ISCAS reminds consultants in its review of obligation as directed by the GMC (2020) to ensure patients are provided with all relevant information to enable them to make an informed decision about treatment.
It says consultants should ensure they:
Clearly document in the patient’s record all relevant post-operative advice and guidance;
Ensure patients are given written information, including contact details of the relevant person to contact for assistance or in an emergency.

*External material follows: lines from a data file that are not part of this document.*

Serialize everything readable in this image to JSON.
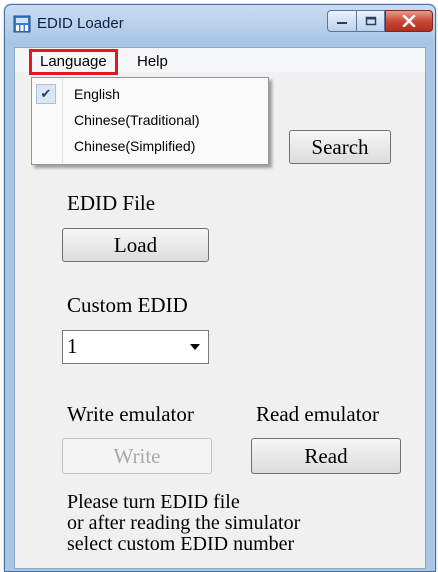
{
  "window": {
    "title": "EDID Loader"
  },
  "menubar": {
    "items": [
      {
        "label": "Language"
      },
      {
        "label": "Help"
      }
    ]
  },
  "language_menu": {
    "items": [
      {
        "label": "English",
        "checked": true
      },
      {
        "label": "Chinese(Traditional)",
        "checked": false
      },
      {
        "label": "Chinese(Simplified)",
        "checked": false
      }
    ]
  },
  "search": {
    "label": "Search"
  },
  "edid_file": {
    "heading": "EDID File",
    "load_label": "Load"
  },
  "custom_edid": {
    "heading": "Custom EDID",
    "selected": "1"
  },
  "emulator": {
    "write_heading": "Write emulator",
    "read_heading": "Read emulator",
    "write_label": "Write",
    "read_label": "Read",
    "write_enabled": false
  },
  "hint_lines": [
    "Please turn EDID file",
    "or after reading the simulator",
    "select custom EDID number"
  ],
  "colors": {
    "highlight_border": "#e0191f",
    "title_bar": "#b9d1ea",
    "close_button": "#c84432"
  }
}
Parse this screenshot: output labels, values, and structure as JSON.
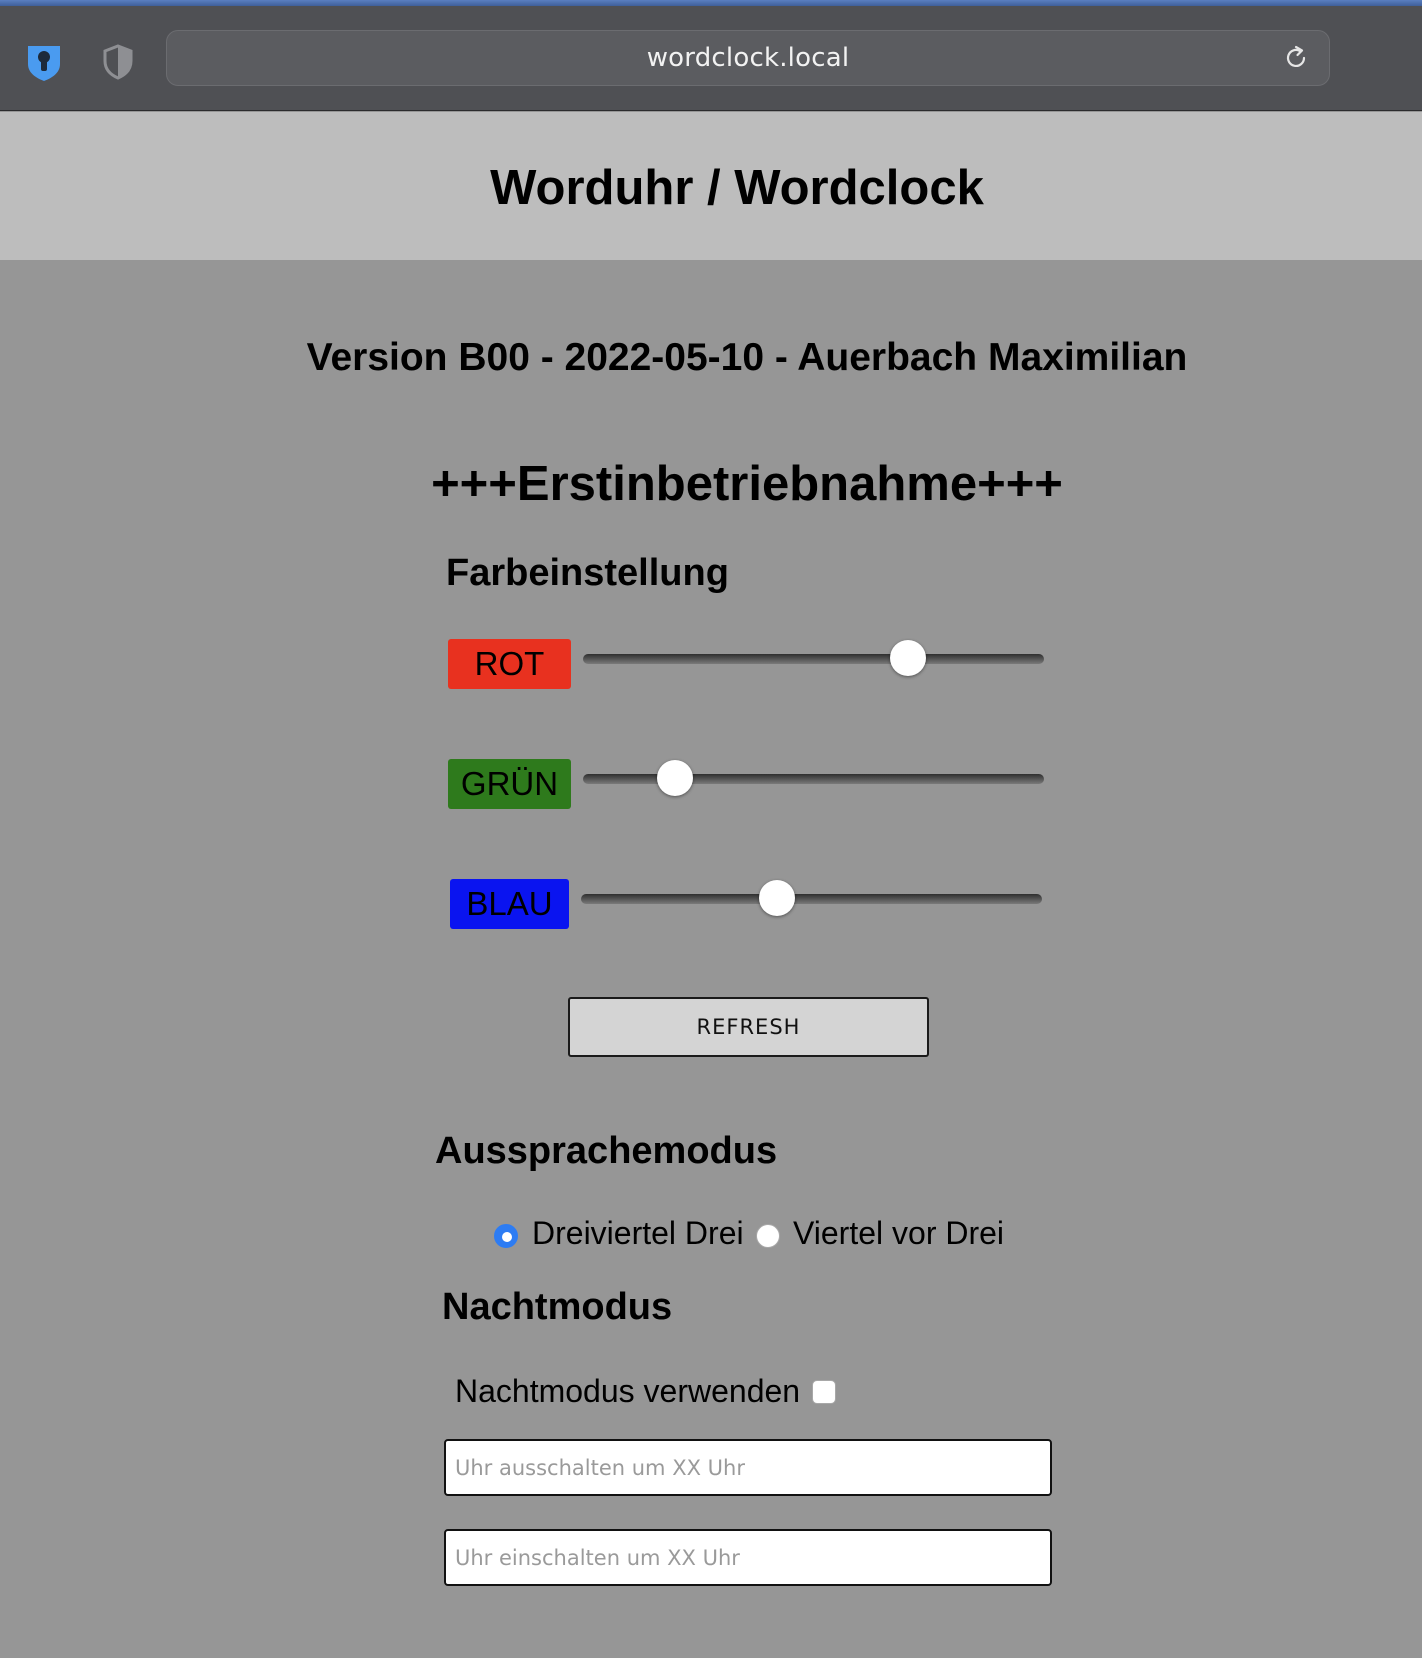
{
  "browser": {
    "url": "wordclock.local",
    "icons": {
      "password_manager": "password-manager-icon",
      "privacy_shield": "shield-icon",
      "reload": "reload-icon"
    }
  },
  "header": {
    "title": "Worduhr / Wordclock"
  },
  "main": {
    "version": "Version B00 - 2022-05-10 - Auerbach Maximilian",
    "section_title": "+++Erstinbetriebnahme+++",
    "color_settings": {
      "heading": "Farbeinstellung",
      "sliders": [
        {
          "label": "ROT",
          "color": "#e8311f",
          "value_fraction": 0.705
        },
        {
          "label": "GRÜN",
          "color": "#2e7a1c",
          "value_fraction": 0.2
        },
        {
          "label": "BLAU",
          "color": "#0a14f0",
          "value_fraction": 0.425
        }
      ],
      "refresh_label": "REFRESH"
    },
    "pronunciation": {
      "heading": "Aussprachemodus",
      "options": [
        {
          "label": "Dreiviertel Drei",
          "checked": true
        },
        {
          "label": "Viertel vor Drei",
          "checked": false
        }
      ]
    },
    "night_mode": {
      "heading": "Nachtmodus",
      "use_label": "Nachtmodus verwenden",
      "use_checked": false,
      "off_placeholder": "Uhr ausschalten um XX Uhr",
      "on_placeholder": "Uhr einschalten um XX Uhr"
    }
  },
  "colors": {
    "page_background": "#969696",
    "header_background": "#bdbdbd",
    "toolbar_background": "#4f5054",
    "radio_accent": "#2d7cf3"
  }
}
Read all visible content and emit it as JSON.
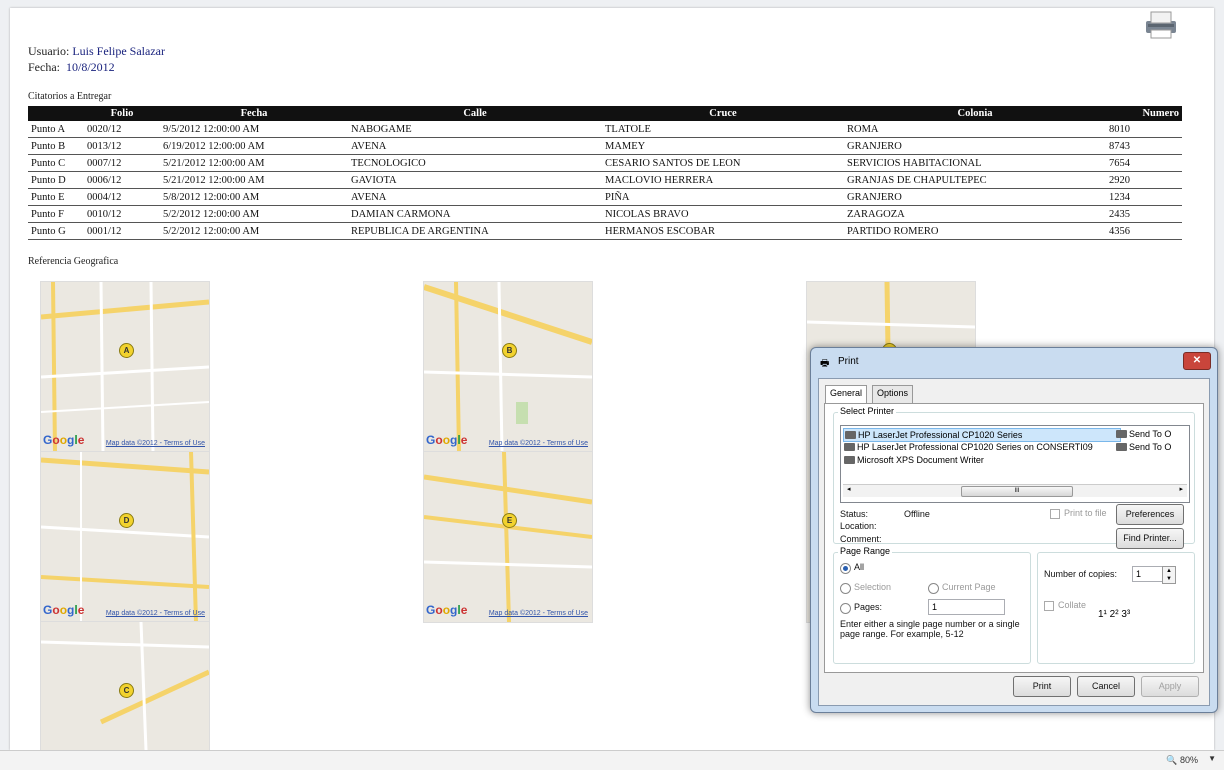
{
  "header": {
    "user_label": "Usuario:",
    "user_value": "Luis Felipe Salazar",
    "date_label": "Fecha:",
    "date_value": "10/8/2012"
  },
  "section_table_title": "Citatorios a Entregar",
  "table": {
    "columns": [
      "",
      "Folio",
      "Fecha",
      "Calle",
      "Cruce",
      "Colonia",
      "Numero"
    ],
    "rows": [
      [
        "Punto A",
        "0020/12",
        "9/5/2012 12:00:00 AM",
        "NABOGAME",
        "TLATOLE",
        "ROMA",
        "8010"
      ],
      [
        "Punto B",
        "0013/12",
        "6/19/2012 12:00:00 AM",
        "AVENA",
        "MAMEY",
        "GRANJERO",
        "8743"
      ],
      [
        "Punto C",
        "0007/12",
        "5/21/2012 12:00:00 AM",
        "TECNOLOGICO",
        "CESARIO SANTOS DE LEON",
        "SERVICIOS HABITACIONAL",
        "7654"
      ],
      [
        "Punto D",
        "0006/12",
        "5/21/2012 12:00:00 AM",
        "GAVIOTA",
        "MACLOVIO HERRERA",
        "GRANJAS DE CHAPULTEPEC",
        "2920"
      ],
      [
        "Punto E",
        "0004/12",
        "5/8/2012 12:00:00 AM",
        "AVENA",
        "PIÑA",
        "GRANJERO",
        "1234"
      ],
      [
        "Punto F",
        "0010/12",
        "5/2/2012 12:00:00 AM",
        "DAMIAN CARMONA",
        "NICOLAS BRAVO",
        "ZARAGOZA",
        "2435"
      ],
      [
        "Punto G",
        "0001/12",
        "5/2/2012 12:00:00 AM",
        "REPUBLICA DE ARGENTINA",
        "HERMANOS ESCOBAR",
        "PARTIDO ROMERO",
        "4356"
      ]
    ]
  },
  "section_maps_title": "Referencia Geografica",
  "maps": {
    "google": "Google",
    "map_data": "Map data ©2012 - Terms of Use",
    "markers": [
      "A",
      "D",
      "C",
      "B",
      "E",
      "F"
    ]
  },
  "print_dialog": {
    "title": "Print",
    "tabs": [
      "General",
      "Options"
    ],
    "select_printer_label": "Select Printer",
    "printers": [
      "HP LaserJet Professional CP1020 Series",
      "HP LaserJet Professional CP1020 Series on CONSERTI09",
      "Microsoft XPS Document Writer",
      "Send To O",
      "Send To O"
    ],
    "status_label": "Status:",
    "status_value": "Offline",
    "location_label": "Location:",
    "comment_label": "Comment:",
    "print_to_file": "Print to file",
    "preferences": "Preferences",
    "find_printer": "Find Printer...",
    "page_range_label": "Page Range",
    "all": "All",
    "selection": "Selection",
    "current_page": "Current Page",
    "pages": "Pages:",
    "pages_value": "1",
    "hint": "Enter either a single page number or a single page range.  For example, 5-12",
    "copies_label": "Number of copies:",
    "copies_value": "1",
    "collate": "Collate",
    "print_btn": "Print",
    "cancel_btn": "Cancel",
    "apply_btn": "Apply",
    "scroll_mark": "III"
  },
  "statusbar": {
    "zoom": "80%"
  }
}
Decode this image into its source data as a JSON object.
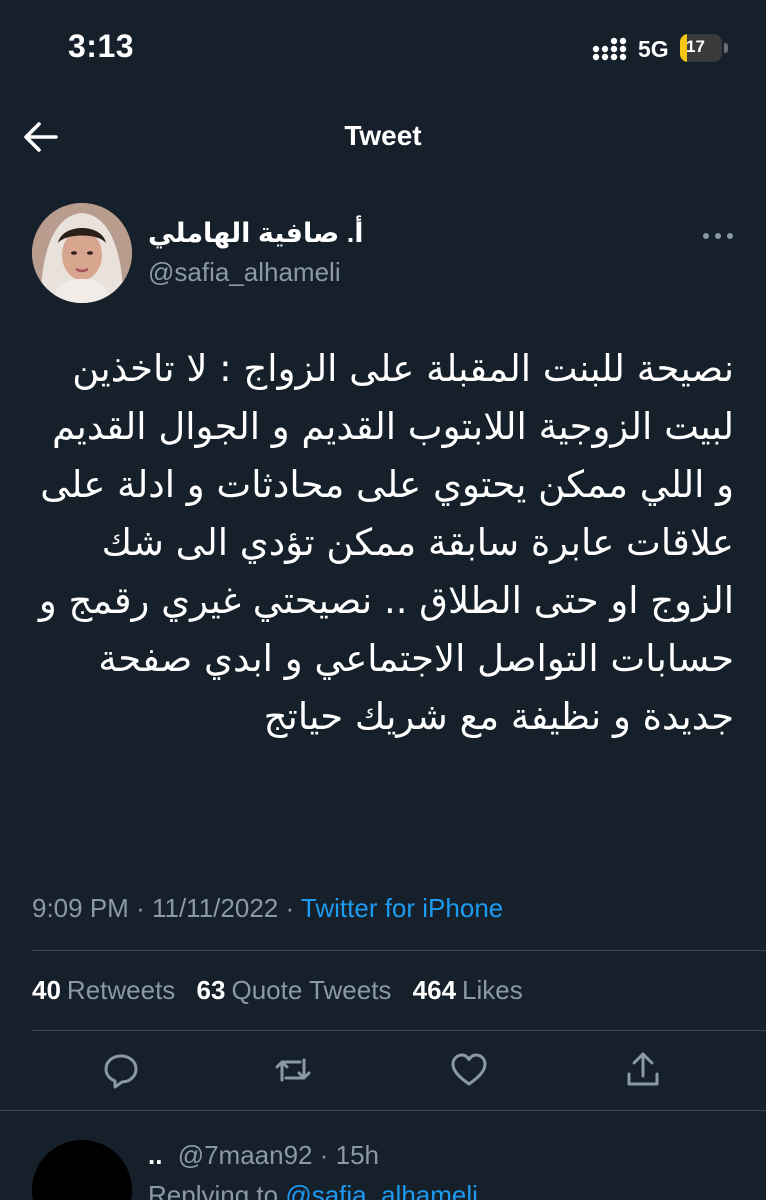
{
  "status_bar": {
    "time": "3:13",
    "network": "5G",
    "battery": "17",
    "battery_level": 0.17,
    "icons": [
      "signal-dots-icon",
      "battery-charging-icon"
    ]
  },
  "nav": {
    "title": "Tweet",
    "back_icon": "arrow-left-icon"
  },
  "tweet": {
    "display_name": "أ. صافية الهاملي",
    "handle": "@safia_alhameli",
    "more_icon": "ellipsis-icon",
    "text": "نصيحة للبنت المقبلة على الزواج : لا تاخذين لبيت الزوجية اللابتوب القديم و الجوال القديم و اللي ممكن يحتوي على محادثات و ادلة على علاقات عابرة سابقة ممكن تؤدي الى شك الزوج او حتى الطلاق .. نصيحتي غيري رقمج و حسابات التواصل الاجتماعي و ابدي صفحة جديدة و نظيفة مع شريك حياتج",
    "time": "9:09 PM",
    "date": "11/11/2022",
    "separator": "·",
    "source": "Twitter for iPhone"
  },
  "stats": {
    "retweets_count": "40",
    "retweets_label": "Retweets",
    "quotes_count": "63",
    "quotes_label": "Quote Tweets",
    "likes_count": "464",
    "likes_label": "Likes"
  },
  "actions": {
    "icons": [
      "reply-icon",
      "retweet-icon",
      "like-icon",
      "share-icon"
    ]
  },
  "reply": {
    "name": "..",
    "handle": "@7maan92",
    "separator": "·",
    "age": "15h",
    "replying_prefix": "Replying to",
    "replying_to": "@safia_alhameli"
  },
  "colors": {
    "background": "#15202b",
    "text": "#ffffff",
    "secondary": "#8b98a5",
    "accent": "#1d9bf0",
    "divider": "#38444d",
    "battery": "#f5c518"
  }
}
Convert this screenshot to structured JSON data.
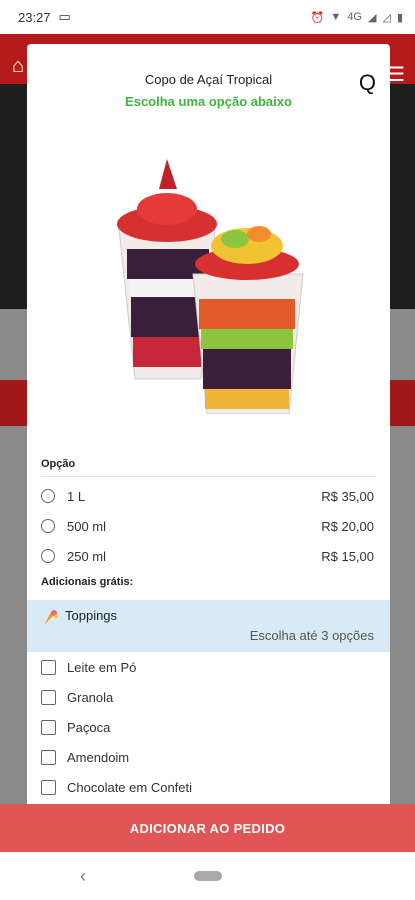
{
  "status": {
    "time": "23:27",
    "network": "4G"
  },
  "modal": {
    "title": "Copo de Açaí Tropical",
    "subtitle": "Escolha uma opção abaixo",
    "close_label": "Q"
  },
  "options_section": {
    "label": "Opção",
    "items": [
      {
        "label": "1 L",
        "price": "R$ 35,00"
      },
      {
        "label": "500 ml",
        "price": "R$ 20,00"
      },
      {
        "label": "250 ml",
        "price": "R$ 15,00"
      }
    ]
  },
  "extras_section": {
    "label": "Adicionais grátis:",
    "group": {
      "label": "Toppings",
      "hint": "Escolha até 3 opções"
    },
    "items": [
      "Leite em Pó",
      "Granola",
      "Paçoca",
      "Amendoim",
      "Chocolate em Confeti"
    ]
  },
  "action": {
    "add_label": "ADICIONAR AO PEDIDO"
  },
  "colors": {
    "accent_green": "#3db53d",
    "button_red": "#e15555",
    "highlight_blue": "#d8eaf5"
  }
}
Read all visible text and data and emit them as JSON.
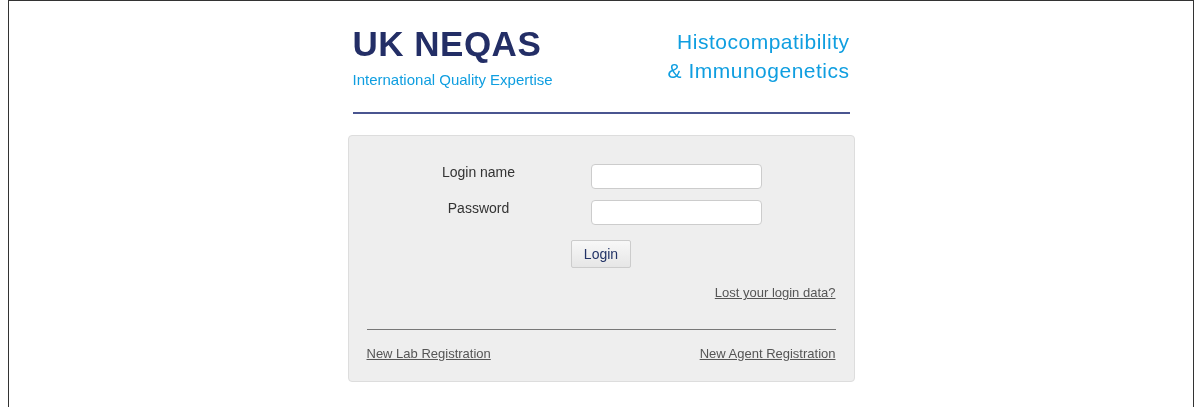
{
  "logo": {
    "title": "UK NEQAS",
    "tagline": "International Quality Expertise",
    "department_lines": [
      "Histocompatibility",
      "& Immunogenetics"
    ]
  },
  "form": {
    "fields": [
      {
        "label": "Login name"
      },
      {
        "label": "Password"
      }
    ],
    "submit": "Login",
    "forgot_link": "Lost your login data?",
    "footer_links": [
      "New Lab Registration",
      "New Agent Registration"
    ]
  }
}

Record-keeping and documentation
Concerns are also growing about the standard of record-keeping among consultants and doctors.
The inadequacy and lack of comprehensiveness of some clinical records are highlighted and also an increasing trend in the number of entries by consultants and doctors in clinical records that are illegible.
In another ‘reminder’, ISCAS states consultants are obliged to ensure they keep accurate records of all interactions with patients, including when complaints have been made.
‘This includes keeping detailed records of any and all consultations and communication, including consultations that have been held virtually and phone conversations.’
All doctors should ensure each entry in the patient’s clinical record is dated, timed and signed as per the requirements.
Consultants are also asked to remember the importance of providing the treating hospital or organisation with a copy of all records relating to their interactions with patients, including consultation notes and correspondence to the patient’s GP.
‘Where agreed with the organisation, this could take the form of uploading consultation notes and correspondence to the patient’s electronic record.’
Increasing complaints about the conduct and attitude of some consultants and doctors are also noted.
While recognising difficulties in communication can sometimes arise for various reasons, ISCAS draws attention to doctors’ obligation under the GMC to listen to patients, respond to their concerns and preferences, treat them with integrity and respect, and provide them with reassurance when required.
It says some patients might sometimes perceive the consultant’s attitude as being patronising, disinterested, dismissive or lacking in empathy and, in some cases, patients think they have been treated aggressively.
ISCAS emphasises the need to treat patients politely, considerately, professionally and with dignity at all times and to respect their confidentiality.
It adds that it’s important to agree with patients at the outset the mode and frequency of communication with them to enable their expectations to be managed effectively.
More complaints have also been looked into where people were after an apology from the treating consultant. Increasing numbers of cases claim apologies were insincere and lacking in empathy.
ISCAS draws attention to guidance issued by Ombudsman Offices in the UK on what constitutes an effective apology and how this may be delivered.
When providing an apology, doctors should acknowledge any wrongdoing or offending action or behaviour, accept responsibility for the offence and any harm done and acknowledge the impact of any wrongdoing on the complainant.
It is also important to explain any steps or actions taken to prevent a recurrence.
‘ISCAS considers that an apology should be issued as soon as possible after wrongdoing has been established and should be meaningful, unconditional, and empathetic. ISCAS also considers that that the language used when making an apology should be clear, plain, direct, sincere and unambiguous.’
Most patients who are seeking an apology require this in writing. ISCAS highlights, however, that an apology, including a written apology, is not the same as an admission of liability.